Entre 2013 e 2026, a Superintendência Regional do Trabalho em Minas Gerais (SRTE/MG) resgatou 5.651 pessoas em situações de trabalho análogo ao de escravo. Durante esse período, foram fiscalizadas 1.042 empresas e 43.806 empregados, resultando na formalização de 4.566 contratos de trabalho durante as ações fiscais. Além disso, 7.731 casos de trabalho escravo foram identificados, evidenciando a gravidade da situação no estado.

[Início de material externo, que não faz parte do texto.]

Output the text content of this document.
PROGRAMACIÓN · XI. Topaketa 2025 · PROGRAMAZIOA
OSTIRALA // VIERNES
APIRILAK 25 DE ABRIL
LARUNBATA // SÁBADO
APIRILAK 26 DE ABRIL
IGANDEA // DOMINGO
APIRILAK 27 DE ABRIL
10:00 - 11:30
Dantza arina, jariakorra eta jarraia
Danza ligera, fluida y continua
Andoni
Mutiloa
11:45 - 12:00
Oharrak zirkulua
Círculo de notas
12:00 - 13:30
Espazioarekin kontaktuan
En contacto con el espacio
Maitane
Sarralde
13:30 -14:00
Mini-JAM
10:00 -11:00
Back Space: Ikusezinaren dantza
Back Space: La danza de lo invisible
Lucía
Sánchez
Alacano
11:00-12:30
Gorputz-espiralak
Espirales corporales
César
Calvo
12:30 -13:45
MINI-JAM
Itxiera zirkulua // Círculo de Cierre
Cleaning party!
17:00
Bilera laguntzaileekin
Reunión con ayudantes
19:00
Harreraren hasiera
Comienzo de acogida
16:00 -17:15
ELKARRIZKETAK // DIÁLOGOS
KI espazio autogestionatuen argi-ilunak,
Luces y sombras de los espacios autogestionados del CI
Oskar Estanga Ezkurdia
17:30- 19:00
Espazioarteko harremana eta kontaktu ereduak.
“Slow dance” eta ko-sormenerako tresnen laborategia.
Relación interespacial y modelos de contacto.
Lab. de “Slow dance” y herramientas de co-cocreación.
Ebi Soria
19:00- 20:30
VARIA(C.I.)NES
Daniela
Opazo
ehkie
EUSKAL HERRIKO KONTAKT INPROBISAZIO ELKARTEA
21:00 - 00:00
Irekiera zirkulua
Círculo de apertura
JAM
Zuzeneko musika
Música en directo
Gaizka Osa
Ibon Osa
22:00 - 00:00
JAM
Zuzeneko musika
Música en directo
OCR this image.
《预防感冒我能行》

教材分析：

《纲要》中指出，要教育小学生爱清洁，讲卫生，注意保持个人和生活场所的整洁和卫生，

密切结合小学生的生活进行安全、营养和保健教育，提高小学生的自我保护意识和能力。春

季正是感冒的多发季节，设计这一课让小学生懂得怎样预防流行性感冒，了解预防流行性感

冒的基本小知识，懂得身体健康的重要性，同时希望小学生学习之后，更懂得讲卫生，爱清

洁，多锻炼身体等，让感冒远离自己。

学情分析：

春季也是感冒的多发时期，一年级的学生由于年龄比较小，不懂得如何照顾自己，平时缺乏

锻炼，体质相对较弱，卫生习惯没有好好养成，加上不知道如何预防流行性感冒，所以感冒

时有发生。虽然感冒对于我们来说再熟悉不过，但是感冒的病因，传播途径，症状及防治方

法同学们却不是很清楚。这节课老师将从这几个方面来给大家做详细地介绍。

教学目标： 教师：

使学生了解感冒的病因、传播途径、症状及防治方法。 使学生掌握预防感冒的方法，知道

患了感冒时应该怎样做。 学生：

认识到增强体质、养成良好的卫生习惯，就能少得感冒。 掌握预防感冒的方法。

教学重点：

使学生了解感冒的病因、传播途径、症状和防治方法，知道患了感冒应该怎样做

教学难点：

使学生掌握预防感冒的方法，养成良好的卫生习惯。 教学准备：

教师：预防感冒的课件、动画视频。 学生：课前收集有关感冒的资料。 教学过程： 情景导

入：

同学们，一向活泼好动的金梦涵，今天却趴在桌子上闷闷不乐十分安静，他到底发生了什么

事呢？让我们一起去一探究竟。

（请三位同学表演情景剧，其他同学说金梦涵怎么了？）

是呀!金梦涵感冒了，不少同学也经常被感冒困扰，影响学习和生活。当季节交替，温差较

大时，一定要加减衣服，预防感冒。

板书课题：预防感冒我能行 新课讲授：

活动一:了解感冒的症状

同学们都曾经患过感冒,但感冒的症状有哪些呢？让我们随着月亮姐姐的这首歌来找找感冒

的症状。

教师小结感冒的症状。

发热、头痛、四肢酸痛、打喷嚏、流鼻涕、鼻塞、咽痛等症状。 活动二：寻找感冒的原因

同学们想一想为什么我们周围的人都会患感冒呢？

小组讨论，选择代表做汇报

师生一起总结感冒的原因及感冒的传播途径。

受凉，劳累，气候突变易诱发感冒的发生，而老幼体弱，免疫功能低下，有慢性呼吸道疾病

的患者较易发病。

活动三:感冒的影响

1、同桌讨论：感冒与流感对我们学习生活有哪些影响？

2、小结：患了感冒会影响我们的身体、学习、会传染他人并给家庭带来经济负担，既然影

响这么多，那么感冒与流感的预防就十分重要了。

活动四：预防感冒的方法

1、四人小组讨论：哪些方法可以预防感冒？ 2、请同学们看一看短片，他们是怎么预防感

Em 2026, 416 trabalhadores foram resgatados, mostrando que, apesar dos avanços, o problema persiste. Os auditores-fiscais do Trabalho lavraram 10.665 autos de infração, que garantiram o pagamento de seguro-desemprego para 5.475 trabalhadores. Esses números ressaltam a importância da fiscalização e da aplicação de políticas públicas efetivas para combater essa violação dos direitos humanos.
Desafios e Seminário
O trabalho escravo é um dos principais temas do seminário “Entre a Norma e o Real: Desafios e Perspectivas do Mundo do Trabalho”, que ocorrerá nos dias 20 e 21 de agosto na Universidade Federal de Minas Gerais (UFMG). O evento, promovido pela Delegacia Sindical de Minas Gerais do Sindicato Nacional dos Auditores-Fiscais do Trabalho (DS-MG/SINAIT), em parceria com a Clínica de Trabalho Escravo e Tráfico de Pessoas da UFMG, busca discutir os desafios enfrentados na fiscalização e na proteção dos direitos dos trabalhadores.
O diretor da DS-MG, Rogério Lopes da Costa Reis, destacou que as empresas autuadas têm um prazo de dez dias para se defender após a notificação do auto de infração. Se a infração for confirmada, a empresa é incluída em uma lista de empregadores que submeteram trabalhadores a condições análogas à escravidão, o que pode acarretar sérias repercussões financeiras e reputacionais.
Tráfico de Pessoas e Proteção Policial
Entre 2013 e 2026, os auditores-fiscais também libertaram 3.676 pessoas vítimas de tráfico. Costa Reis explicou que as ações visam evitar que a exploração se transforme em trabalho análogo ao de escravo, além de combater a exploração sexual. A resistência de algumas vítimas em se identificar como trabalhadoras exploradas é um desafio adicional enfrentado pelos auditores.
Minas Gerais foi pioneira ao criar uma equipe específica para combater o trabalho escravo em 2013. A auditoria fiscal do trabalho, que atua desde 1995, agora conta com procedimentos especializados e proteção policial durante as operações, devido ao histórico de violência enfrentado pelos auditores, incluindo a Chacina de Unaí em 2004, que resultou na morte de três auditores e um motorista.
A legislação brasileira estabelece direitos fundamentais para a proteção dos trabalhadores, mas a realidade encontrada pelos auditores muitas vezes revela situações de extrema vulnerabilidade. O seminário busca aproximar a fiscalização do debate acadêmico e jurídico, promovendo uma discussão sobre caminhos concretos para enfrentar essas violações e garantir a dignidade no mundo do trabalho.